Sur un terrain peu exploré par la recherche, voici un éclairage neuf, intéressant, utile. Et sans doute fort irritant pour les militants du « mouvement HLM ». Dans son ouvrage, l'auteur examine d'abord les objectifs, l'histoire, les évolutions des politiques du logement social et le discours du « monde HLM » ; c'est « l'approche par le haut ». Il rend compte, ensuite, de deux enquêtes de terrain, l'une auprès d'un office municipal d'une préfecture du sud de la France, l'autre auprès des acteurs du logement social d'une grande agglomération méditerranéenne ; c'est « l'approche par le bas ». A l'office Beau Soleil de X..., plus on s'installe dans la hiérarchie, moins on a de contact avec les locataires. Pourtant, toutes les décisions appartiennent « au Saint-Siège ». Les personnels de terrain sont démobilisés face à un service technique omnipotent. Les « agents des cités » sont coupés de « ceux des bureaux ». Instabilité politique et permanence bureaucratique se sont générées mutuellement. Les locataires sont perçus comme des « gêneurs potentiellement dangereux », leurs représentants sont isolés et impuissants. Ainsi résumée, la situation paraît caricaturale, pourtant l'enquête est précise et recoupée. Et l'auteur estime n'avoir pas choisi un cas isolé. Dans la grande agglomération, il débusque un « système étanche » et « contraint », qui n'est « ni le fruit du hasard, ni le résultat de dysfonctionnements ».

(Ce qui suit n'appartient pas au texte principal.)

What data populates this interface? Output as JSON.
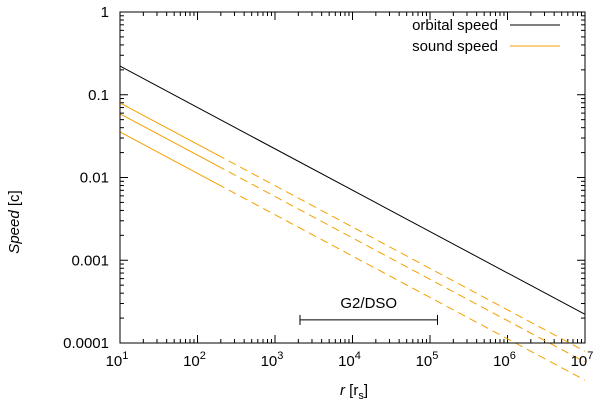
{
  "chart_data": {
    "type": "line",
    "title": "",
    "xscale": "log",
    "yscale": "log",
    "xlim": [
      10,
      10000000
    ],
    "ylim": [
      0.0001,
      1
    ],
    "xlabel": {
      "var": "r",
      "unit_base": "r",
      "unit_sub": "s"
    },
    "ylabel": {
      "var": "Speed",
      "unit": "[c]"
    },
    "x_ticks": [
      {
        "value": 10,
        "base": "10",
        "exp": "1"
      },
      {
        "value": 100,
        "base": "10",
        "exp": "2"
      },
      {
        "value": 1000,
        "base": "10",
        "exp": "3"
      },
      {
        "value": 10000,
        "base": "10",
        "exp": "4"
      },
      {
        "value": 100000,
        "base": "10",
        "exp": "5"
      },
      {
        "value": 1000000,
        "base": "10",
        "exp": "6"
      },
      {
        "value": 10000000,
        "base": "10",
        "exp": "7"
      }
    ],
    "y_ticks": [
      {
        "value": 0.0001,
        "label": "0.0001"
      },
      {
        "value": 0.001,
        "label": "0.001"
      },
      {
        "value": 0.01,
        "label": "0.01"
      },
      {
        "value": 0.1,
        "label": "0.1"
      },
      {
        "value": 1,
        "label": "1"
      }
    ],
    "legend_position": "top-right",
    "legend": [
      {
        "label": "orbital speed",
        "color": "#000000"
      },
      {
        "label": "sound speed",
        "color": "#f5a000"
      }
    ],
    "series": [
      {
        "name": "orbital speed",
        "color": "#000000",
        "dashed": false,
        "points": [
          [
            10,
            0.222
          ],
          [
            10000000,
            0.000222
          ]
        ]
      },
      {
        "name": "sound speed (upper)",
        "color": "#f5a000",
        "dashed": false,
        "points": [
          [
            10,
            0.0795
          ],
          [
            180,
            0.0188
          ]
        ]
      },
      {
        "name": "sound speed (upper, extrapolated)",
        "color": "#f5a000",
        "dashed": true,
        "points": [
          [
            180,
            0.0188
          ],
          [
            10000000,
            7.95e-05
          ]
        ]
      },
      {
        "name": "sound speed (middle)",
        "color": "#f5a000",
        "dashed": false,
        "points": [
          [
            10,
            0.0589
          ],
          [
            180,
            0.0139
          ]
        ]
      },
      {
        "name": "sound speed (middle, extrapolated)",
        "color": "#f5a000",
        "dashed": true,
        "points": [
          [
            180,
            0.0139
          ],
          [
            10000000,
            5.89e-05
          ]
        ]
      },
      {
        "name": "sound speed (lower)",
        "color": "#f5a000",
        "dashed": false,
        "points": [
          [
            10,
            0.0355
          ],
          [
            180,
            0.00837
          ]
        ]
      },
      {
        "name": "sound speed (lower, extrapolated)",
        "color": "#f5a000",
        "dashed": true,
        "points": [
          [
            180,
            0.00837
          ],
          [
            10000000,
            3.55e-05
          ]
        ]
      }
    ],
    "annotations": [
      {
        "label": "G2/DSO",
        "type": "range",
        "x_from": 2100,
        "x_to": 125000,
        "y": 0.00019
      }
    ]
  }
}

On pourra dire que Yan Maury aurait dû multiplier les points d'enquête et que le monde HLM n'est pas partout semblable à cette image. Il reste que l'analyse pose de sérieuses questions sur l'abîme entre les objectifs de départ et les réalités du droit au logement, sur la fermeture des HLM aux plus précaires (abandonnés aux associations spécialisées) et sur les « processus de neutralisation par le marché de l'habitat social ». Un coup d'aiguillon salutaire ?
M.-J.M. Les HLM. L'Etat providence vu d'en bas - Yan Maury - Ed. L'Harmattan - 150 F (22,87 € ).